Sempre lembrar, nunca esquecer
Murmelstein, Arendt e Eichmann…
No último dia 27 de janeiro, foi o Yom HaShoá (“Dia da Lembrança do Holocausto”), data internacional em memória das vítimas perseguidas e exterminadas pelos nazistas. Uma referência à libertação do campo de concentração de Auschwitz-Birkenau, por tropas soviéticas, em 1945. Nas câmaras de gás e crematórios, foram mortas – pelo menos – um milhão de pessoas.
Um dos agentes da chamada Solução Final para a questão judaica foi o tenente-coronel alemão Adolf Eichmann. A ele foi designado todo um trabalho de logística para facilitar e acelerar a morte de milhões de judeus.
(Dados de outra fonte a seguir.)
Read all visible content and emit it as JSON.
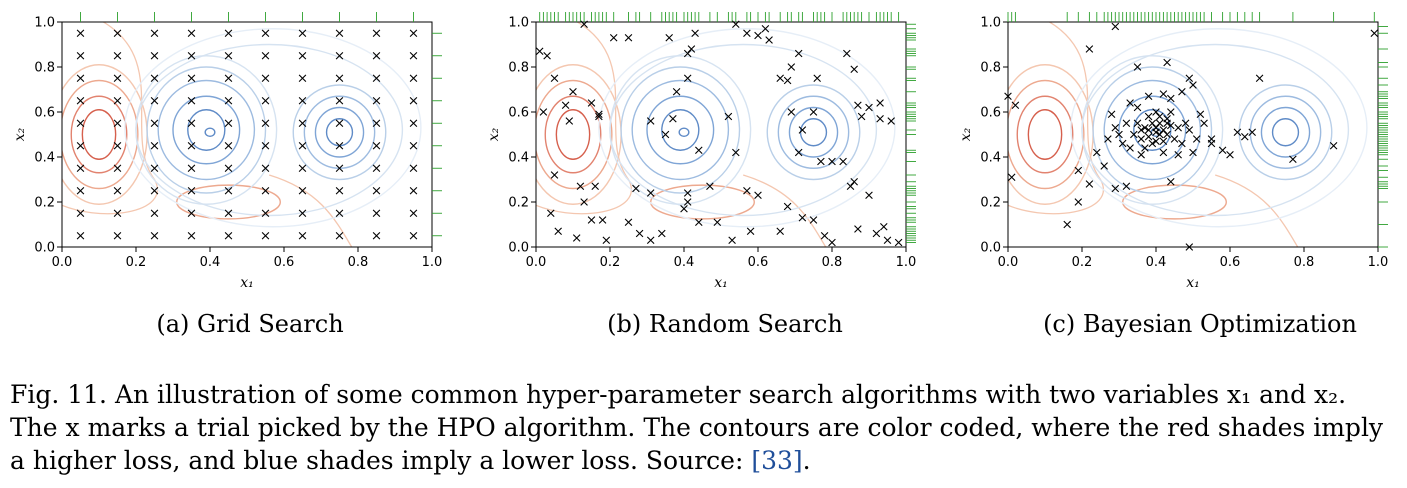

Função que executou com êxito até o apagar das luzes da Segunda Guerra. Em 1945, foi preso por tropas aliadas. Depois, conseguiu fugir, perambulando por alguns países.
Assim como milhares de nazistas fugitivos, se refugiou na Argentina, onde o presidente Juan Domingo Perón abriu as portas para ex-membros do Partido Nacional Socialista dos Trabalhadores Alemães. Lá, junto com a família, viveu sob o nome falso de Ricardo Klement.
Em 11 de maio de 1960, Eichmann foi sequestrado por uma equipe de agentes do Mossad (serviço secreto israelense). Foi levado para Jerusalém, onde foi julgado. O julgamento foi transmitido ao vivo para TVs do mundo todo. A imagem: Eichmann sentado atrás de um vidro à prova de balas e de som, enquanto muitos sobreviventes do Holocausto testemunhavam contra ele. Resultado: acabou condenado à morte e, depois, enforcado.
Quem acompanhou todo este processo foi a filósofa (ela não gostava desse título) Hannah Arendt. Ela escreveu uma série de artigos para a revista norte-americana The New Yorker e, depois, lançou um livro. Nesse trabalho, Arendt cunhou a expressão “banalidade do mal”, ao representar Eichmann como um mero burocrata que apenas seguiu ordens, sem pensar nas consequências. O nazista seria apenas mais uma peça na engrenagem maligna e sangrenta criada por Hitler. Um sujeito banal. Hannah Arendt comeu o pão que o diabo amassou ao publicar esse pensamento e ainda foi além ao dizer que líderes judaicos colaboraram com os alemães… facilitando, assim, a morte de milhões de judeus.
Mas a história não é um livro fechado. Em 2013, o cineasta francês Claude Lanzmann retirou – do próprio arquivo – uma entrevista inédita, feita nos anos 70, com o rabino Benjamin Murmelstein, um dos líderes da comunidade judaica de Viena. Considerado um traidor do povo judeu (inclusive pela própria Hannah Arendt), a voz dele havia sido esquecida e foi retirada das cinzas por Lanzmann.
Murmelstein conviveu diretamente com Adolf Eichmann por sete anos e, por influência dele, fez com que 121 mil judeus fossem parar no campo de concentração de Theresienstadt (hoje, no território da República Tcheca). O filme dá uma chance ao velho rabino para explicar os motivos de ter aceitado os desmandos nazistas.
Ele argumenta que ajudou a salvar vidas e que, se fosse traidor, teria fugido… chances não lhe faltaram. O rabino também esteve em Theresienstadt e viu – de perto – atrocidades naquele que era o campo de concentração modelo, criado por Eichmann.
Murmelstein discorda de Hannah Arendt. Eichmann não era um sujeito banal, mas, sim, um demônio. O nazista não era apenas um burocrata, ele sabia muito bem o que estava fazendo.
Se era comum ou tirano, Eichmann é um criminoso, não há dúvida… e nada tira a culpa dele. Para os judeus, o passado é doloroso e precisa ser lembrado. Uma campanha, feita este ano, com a hashtag #weremember, tem esse objetivo: jamais esquecer.
O próprio Murmelstein, antes de contar a versão dele, lembrou o mito grego de Orfeu e Eurídice. Muitas vezes, olhar para trás não é muito bom.